Featured Artist: JP King

Issue
Waste
2020.2
JP King and Sean Martindale, Our Desires Fail Us (Selected works), Digital photograph, 2018.

JP King portraitSNAPline Featured Artist: JP King

JP King is an artist-designer-educator with a research-based multimedia practice focused on environmental well-being and waste as a world-shaping force. He is currently a PhD candidate at OISE, and teaches on the subjects of discard culture, sustainability, publishing, and printmaking at the University of Toronto. Nominated for a Governor General’s Innovation Award in 2016, King’s research has received support from SSHRC, The Banff Centre, OAC, and TAC. Alongside Sean Martindale, King helped pilot the City of Toronto’s Solid Waste Management Artist-in-Residence program in 2018. He holds an MFA in Interdisciplinary Art, Media, and Design from OCAD U. With more than a decade of experience in independent publishing, design and illustration, JP is a pioneer in the field of Risograph printing. In 2010, he founded the experimental publishing lab, Paper Pusher. His award-winning personal print projects have been exhibited in various artist-run centres across Canada, and most notably at the MoMA. His client list includes Penguin Books, Oxford University Press, New Scientist magazine, and Fast Company. He was the former creative director of Papirmass, an art print subscription service that delivered more than 200,000 prints to people all over the world. JP King lives in Toronto with his wife, Kirsten McCrea.

Artist Statement

Two passions drive my creative research: waste and print publishing. In 2010, I purchased and repaired a broken and near-obsolete Risograph printer from a Montreal copy shop. In a spare bedroom, I built my own little experimental publishing laboratory and called it Paper Pusher Printworks. I gathered old office equipment, furniture, and stocked old paper salvaged from a defunct mill. I collaborated with artists, writers, and designers to turn digital files into highly tactile publications, posters, and print editions. I worked until my elbows were covered in ink, and the rising sun filled my windows. Then, I went to sleep in the next room and rolled rainbows on my sheets.

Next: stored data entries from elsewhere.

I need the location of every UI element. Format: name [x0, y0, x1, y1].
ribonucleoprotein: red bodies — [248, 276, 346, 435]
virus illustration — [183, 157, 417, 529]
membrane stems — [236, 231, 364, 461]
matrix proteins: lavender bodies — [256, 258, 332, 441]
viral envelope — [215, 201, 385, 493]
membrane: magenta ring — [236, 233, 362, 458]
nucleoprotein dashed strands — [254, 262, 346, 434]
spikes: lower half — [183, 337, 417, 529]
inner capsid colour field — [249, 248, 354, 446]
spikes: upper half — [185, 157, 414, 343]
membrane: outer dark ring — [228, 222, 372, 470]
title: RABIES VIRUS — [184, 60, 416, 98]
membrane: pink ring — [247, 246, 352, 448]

JP King, Materialists Anonymous (Selected pages), Risograph print, booklet, 2013.

JP King, Materialists Anonymous (Selected pages), Risograph print, booklet, 2013.

Risograph is a delightfully quirky process. For those unfamiliar with Risography, the medium is best understood as a hybrid between screen printing and photocopying, though it is technically a descendant of the mimeograph and stencil duplication. In a high gloss world of virtual
perfection, I fell in love with the irregularities and limitations of this method. The low cost and high speed allowed me to publish my “artwork” as freely circulating ephemera: pamphlets, cards, and posters. But believe me, the absurdity of giving away free prints on the subject waste is not lost on me.

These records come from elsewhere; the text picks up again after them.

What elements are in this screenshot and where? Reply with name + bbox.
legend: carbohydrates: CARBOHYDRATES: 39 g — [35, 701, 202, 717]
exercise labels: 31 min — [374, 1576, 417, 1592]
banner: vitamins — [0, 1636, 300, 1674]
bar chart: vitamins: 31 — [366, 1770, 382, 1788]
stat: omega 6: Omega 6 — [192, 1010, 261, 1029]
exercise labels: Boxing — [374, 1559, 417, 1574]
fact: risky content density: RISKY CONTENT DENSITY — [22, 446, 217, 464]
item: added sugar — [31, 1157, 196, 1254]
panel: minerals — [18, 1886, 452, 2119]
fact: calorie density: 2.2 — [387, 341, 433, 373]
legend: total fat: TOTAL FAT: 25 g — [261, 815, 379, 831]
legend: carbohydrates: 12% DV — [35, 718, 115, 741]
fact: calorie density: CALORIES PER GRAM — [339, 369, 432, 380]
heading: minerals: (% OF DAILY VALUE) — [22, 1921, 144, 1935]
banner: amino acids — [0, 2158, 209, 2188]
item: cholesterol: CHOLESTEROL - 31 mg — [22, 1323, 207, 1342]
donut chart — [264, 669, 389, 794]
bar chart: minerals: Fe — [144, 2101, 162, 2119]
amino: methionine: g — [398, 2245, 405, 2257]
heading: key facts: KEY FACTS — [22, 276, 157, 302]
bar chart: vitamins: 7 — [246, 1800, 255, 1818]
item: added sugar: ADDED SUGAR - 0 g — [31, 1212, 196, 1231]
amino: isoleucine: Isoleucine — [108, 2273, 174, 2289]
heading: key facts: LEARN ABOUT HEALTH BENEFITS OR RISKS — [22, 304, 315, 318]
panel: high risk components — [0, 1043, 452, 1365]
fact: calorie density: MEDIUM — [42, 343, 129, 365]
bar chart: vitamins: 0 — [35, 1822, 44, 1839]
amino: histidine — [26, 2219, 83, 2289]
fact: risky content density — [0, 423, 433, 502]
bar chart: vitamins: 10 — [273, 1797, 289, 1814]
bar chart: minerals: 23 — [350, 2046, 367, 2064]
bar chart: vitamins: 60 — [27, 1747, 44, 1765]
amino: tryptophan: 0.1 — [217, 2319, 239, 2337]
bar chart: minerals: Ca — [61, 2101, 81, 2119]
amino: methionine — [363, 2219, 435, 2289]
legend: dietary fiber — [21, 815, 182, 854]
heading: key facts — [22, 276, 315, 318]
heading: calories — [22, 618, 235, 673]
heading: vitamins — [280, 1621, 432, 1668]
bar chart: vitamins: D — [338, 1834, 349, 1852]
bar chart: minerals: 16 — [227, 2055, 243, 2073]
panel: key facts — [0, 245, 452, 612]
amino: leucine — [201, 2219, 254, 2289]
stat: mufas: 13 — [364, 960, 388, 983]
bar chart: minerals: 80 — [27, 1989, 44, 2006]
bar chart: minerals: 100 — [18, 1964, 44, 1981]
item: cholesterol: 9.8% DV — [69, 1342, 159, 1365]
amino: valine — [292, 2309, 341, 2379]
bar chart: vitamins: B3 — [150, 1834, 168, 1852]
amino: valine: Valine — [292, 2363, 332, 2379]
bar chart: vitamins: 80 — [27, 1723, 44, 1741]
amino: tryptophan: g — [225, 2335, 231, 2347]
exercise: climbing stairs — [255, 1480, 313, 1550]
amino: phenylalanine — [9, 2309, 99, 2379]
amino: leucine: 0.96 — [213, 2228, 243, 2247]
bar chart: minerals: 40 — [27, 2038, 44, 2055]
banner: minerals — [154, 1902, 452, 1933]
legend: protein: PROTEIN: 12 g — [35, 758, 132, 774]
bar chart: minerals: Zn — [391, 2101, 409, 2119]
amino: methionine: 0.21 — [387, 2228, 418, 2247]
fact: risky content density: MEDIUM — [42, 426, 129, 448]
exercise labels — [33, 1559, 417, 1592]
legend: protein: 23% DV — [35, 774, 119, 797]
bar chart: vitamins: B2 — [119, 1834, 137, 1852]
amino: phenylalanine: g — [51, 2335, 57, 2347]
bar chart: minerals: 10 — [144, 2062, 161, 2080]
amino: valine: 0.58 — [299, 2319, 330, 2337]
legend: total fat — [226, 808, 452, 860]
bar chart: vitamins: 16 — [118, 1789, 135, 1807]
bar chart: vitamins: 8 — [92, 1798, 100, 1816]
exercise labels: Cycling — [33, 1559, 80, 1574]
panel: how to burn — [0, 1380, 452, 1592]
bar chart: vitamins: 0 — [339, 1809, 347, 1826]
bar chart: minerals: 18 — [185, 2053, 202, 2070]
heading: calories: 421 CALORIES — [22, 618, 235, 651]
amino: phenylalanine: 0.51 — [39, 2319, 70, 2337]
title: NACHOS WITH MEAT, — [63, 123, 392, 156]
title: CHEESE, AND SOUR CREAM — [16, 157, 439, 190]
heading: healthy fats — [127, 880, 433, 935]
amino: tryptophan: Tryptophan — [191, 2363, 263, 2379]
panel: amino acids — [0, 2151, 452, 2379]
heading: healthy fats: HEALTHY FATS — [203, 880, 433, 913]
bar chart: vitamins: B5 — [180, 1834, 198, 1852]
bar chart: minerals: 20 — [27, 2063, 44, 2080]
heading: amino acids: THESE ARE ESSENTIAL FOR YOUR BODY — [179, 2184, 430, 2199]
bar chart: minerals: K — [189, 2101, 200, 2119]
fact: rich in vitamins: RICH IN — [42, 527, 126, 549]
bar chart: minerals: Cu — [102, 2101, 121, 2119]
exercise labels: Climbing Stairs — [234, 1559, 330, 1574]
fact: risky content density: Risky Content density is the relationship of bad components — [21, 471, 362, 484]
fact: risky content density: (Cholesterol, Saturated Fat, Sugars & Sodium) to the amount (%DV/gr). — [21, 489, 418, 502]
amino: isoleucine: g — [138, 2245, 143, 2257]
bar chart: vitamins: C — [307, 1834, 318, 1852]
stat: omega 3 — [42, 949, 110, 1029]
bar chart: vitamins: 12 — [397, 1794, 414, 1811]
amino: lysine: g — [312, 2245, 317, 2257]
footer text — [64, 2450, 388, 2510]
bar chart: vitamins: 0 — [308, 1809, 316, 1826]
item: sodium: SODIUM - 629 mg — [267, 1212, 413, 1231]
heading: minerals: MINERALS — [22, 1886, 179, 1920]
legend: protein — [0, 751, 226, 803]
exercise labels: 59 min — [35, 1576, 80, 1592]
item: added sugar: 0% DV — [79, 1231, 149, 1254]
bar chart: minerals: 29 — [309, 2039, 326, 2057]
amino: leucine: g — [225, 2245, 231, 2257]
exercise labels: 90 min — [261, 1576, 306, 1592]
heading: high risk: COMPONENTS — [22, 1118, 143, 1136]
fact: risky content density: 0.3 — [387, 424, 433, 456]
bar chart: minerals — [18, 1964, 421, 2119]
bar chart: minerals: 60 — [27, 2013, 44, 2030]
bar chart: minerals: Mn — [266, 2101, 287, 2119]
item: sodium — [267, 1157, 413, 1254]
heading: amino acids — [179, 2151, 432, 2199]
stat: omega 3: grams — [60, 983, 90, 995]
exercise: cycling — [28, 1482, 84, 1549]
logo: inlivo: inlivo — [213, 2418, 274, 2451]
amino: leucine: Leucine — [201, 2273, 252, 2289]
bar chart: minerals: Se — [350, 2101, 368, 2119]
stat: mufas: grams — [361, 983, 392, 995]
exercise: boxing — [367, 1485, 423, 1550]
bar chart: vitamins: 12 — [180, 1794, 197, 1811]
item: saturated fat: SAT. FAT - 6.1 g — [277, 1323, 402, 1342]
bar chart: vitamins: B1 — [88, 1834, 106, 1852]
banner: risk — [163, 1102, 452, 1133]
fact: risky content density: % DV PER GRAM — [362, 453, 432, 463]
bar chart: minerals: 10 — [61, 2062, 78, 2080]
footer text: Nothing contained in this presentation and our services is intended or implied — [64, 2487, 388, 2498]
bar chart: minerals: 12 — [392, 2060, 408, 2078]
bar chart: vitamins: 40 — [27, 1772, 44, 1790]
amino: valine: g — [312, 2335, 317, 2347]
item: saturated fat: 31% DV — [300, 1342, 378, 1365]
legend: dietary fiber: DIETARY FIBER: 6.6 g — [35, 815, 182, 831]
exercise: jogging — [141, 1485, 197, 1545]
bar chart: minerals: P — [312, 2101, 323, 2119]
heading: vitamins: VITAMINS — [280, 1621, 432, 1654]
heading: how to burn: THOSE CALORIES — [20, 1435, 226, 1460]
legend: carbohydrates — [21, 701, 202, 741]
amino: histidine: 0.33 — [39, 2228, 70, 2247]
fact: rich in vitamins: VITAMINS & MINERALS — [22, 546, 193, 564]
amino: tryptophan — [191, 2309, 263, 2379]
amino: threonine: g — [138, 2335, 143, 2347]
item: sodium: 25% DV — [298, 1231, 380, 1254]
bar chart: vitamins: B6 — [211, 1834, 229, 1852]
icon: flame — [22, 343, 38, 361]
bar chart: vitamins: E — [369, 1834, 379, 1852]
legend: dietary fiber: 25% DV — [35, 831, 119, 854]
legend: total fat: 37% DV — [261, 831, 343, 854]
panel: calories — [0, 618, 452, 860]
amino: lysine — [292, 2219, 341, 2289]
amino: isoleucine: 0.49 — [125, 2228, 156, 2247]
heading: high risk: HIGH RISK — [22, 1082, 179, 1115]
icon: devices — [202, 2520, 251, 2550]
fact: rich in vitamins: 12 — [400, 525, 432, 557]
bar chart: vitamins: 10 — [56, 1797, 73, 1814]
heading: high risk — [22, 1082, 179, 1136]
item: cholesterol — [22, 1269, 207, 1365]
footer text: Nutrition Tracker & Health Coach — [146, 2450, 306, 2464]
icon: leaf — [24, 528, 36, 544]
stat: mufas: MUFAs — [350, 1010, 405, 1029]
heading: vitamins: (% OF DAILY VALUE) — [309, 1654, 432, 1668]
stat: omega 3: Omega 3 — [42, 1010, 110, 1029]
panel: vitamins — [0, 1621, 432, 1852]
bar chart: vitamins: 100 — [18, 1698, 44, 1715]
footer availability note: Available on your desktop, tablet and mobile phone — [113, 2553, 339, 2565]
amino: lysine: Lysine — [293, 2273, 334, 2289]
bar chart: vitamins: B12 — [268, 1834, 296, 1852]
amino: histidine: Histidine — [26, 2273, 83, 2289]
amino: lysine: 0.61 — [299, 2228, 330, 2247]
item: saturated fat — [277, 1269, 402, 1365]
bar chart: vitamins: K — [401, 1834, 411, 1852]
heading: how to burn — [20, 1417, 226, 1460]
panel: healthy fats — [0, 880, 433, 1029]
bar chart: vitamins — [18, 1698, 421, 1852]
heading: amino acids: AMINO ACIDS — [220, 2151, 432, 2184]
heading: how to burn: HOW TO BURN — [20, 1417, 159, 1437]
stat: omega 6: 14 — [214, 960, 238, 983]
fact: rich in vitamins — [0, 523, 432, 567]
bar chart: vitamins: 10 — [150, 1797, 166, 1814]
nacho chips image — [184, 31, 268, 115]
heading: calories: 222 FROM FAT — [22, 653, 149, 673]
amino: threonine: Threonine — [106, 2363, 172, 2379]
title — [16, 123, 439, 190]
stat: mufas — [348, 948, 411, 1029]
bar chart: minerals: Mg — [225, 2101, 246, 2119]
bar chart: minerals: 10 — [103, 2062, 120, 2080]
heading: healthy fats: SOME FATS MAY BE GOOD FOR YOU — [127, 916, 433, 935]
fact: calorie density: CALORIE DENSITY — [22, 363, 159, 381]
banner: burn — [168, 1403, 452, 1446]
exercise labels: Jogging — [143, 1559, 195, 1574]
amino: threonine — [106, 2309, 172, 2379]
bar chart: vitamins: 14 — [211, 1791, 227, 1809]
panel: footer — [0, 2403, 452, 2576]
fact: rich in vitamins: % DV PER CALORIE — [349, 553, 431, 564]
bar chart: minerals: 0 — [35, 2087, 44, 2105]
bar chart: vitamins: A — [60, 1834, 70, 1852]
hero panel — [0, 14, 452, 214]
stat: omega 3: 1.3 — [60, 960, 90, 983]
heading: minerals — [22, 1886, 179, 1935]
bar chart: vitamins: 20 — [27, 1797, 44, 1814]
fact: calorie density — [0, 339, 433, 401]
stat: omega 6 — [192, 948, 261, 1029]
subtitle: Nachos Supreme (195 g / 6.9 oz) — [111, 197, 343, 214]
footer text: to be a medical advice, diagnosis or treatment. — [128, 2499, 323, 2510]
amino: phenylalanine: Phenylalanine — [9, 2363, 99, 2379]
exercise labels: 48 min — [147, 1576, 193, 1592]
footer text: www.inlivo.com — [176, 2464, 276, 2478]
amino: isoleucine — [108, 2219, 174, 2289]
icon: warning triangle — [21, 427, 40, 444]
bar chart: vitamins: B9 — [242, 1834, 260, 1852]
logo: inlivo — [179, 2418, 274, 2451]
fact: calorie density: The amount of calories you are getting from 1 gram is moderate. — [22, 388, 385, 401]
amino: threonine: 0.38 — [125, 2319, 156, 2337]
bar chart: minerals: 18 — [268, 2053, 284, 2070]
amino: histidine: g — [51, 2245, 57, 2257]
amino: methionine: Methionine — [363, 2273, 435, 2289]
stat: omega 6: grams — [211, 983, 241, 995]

Waste, as we know it, is a capitalist magic trick which makes us believe that wasted-things have no value. As an artist-designer-educator, I am concerned about the invisibility of waste-as-a-belief-system, actively shaping our relationship with the surrounding world. Disposable design strategies lay to waste extracted resources, toxic compounds, functional goods, natural landscapes, and every type of life on earth. Our society excels at turning resources into waste faster than it can turn waste back into resources. And so, ironically, as we waste more resources, we may soon discover that today’s garbage will be tomorrow’s gold.

The print, “Tomorrow’s Gold”, playfully depicts a waterfall of colourful plastic containers, the kind of which fill recycling bins around the world. I created this image as a mid-century commercial illustrator would have. I digitally emulated Bourges sheets to overprint three spot colour separations, which produce a final palette of seven colours. I was drawn to turn this chaotic composition into a graphic print as I began to think about camouflage patterns, and how garbage, as a cultural designation, hides residual value. When I finished the drawing, the bottles, to me, looked like the kind of treasure hoard that a cartoon dragon would protectively sleep atop.

In 2018, China halted the import of dirty plastics and the global recycling system collapsed. The iconic recycling bin has become symbolic of a serious problem. Unwavering faith in recycling has validated a disposable way of life. The flaw in plastic packaging is that it is designed to outlive the shelf life of its contents by a few centuries. Said differently, the juice goes bad long before the jug. So, as microplastics show up in waterways, fruits, and even mother’s milk, sadly, the monstrous hybrid that is today’s garbage may not be gold after all.


Top: JP King and Sean Martindale, Our Desires Fail Us (Selected works), Digital photograph, 2018.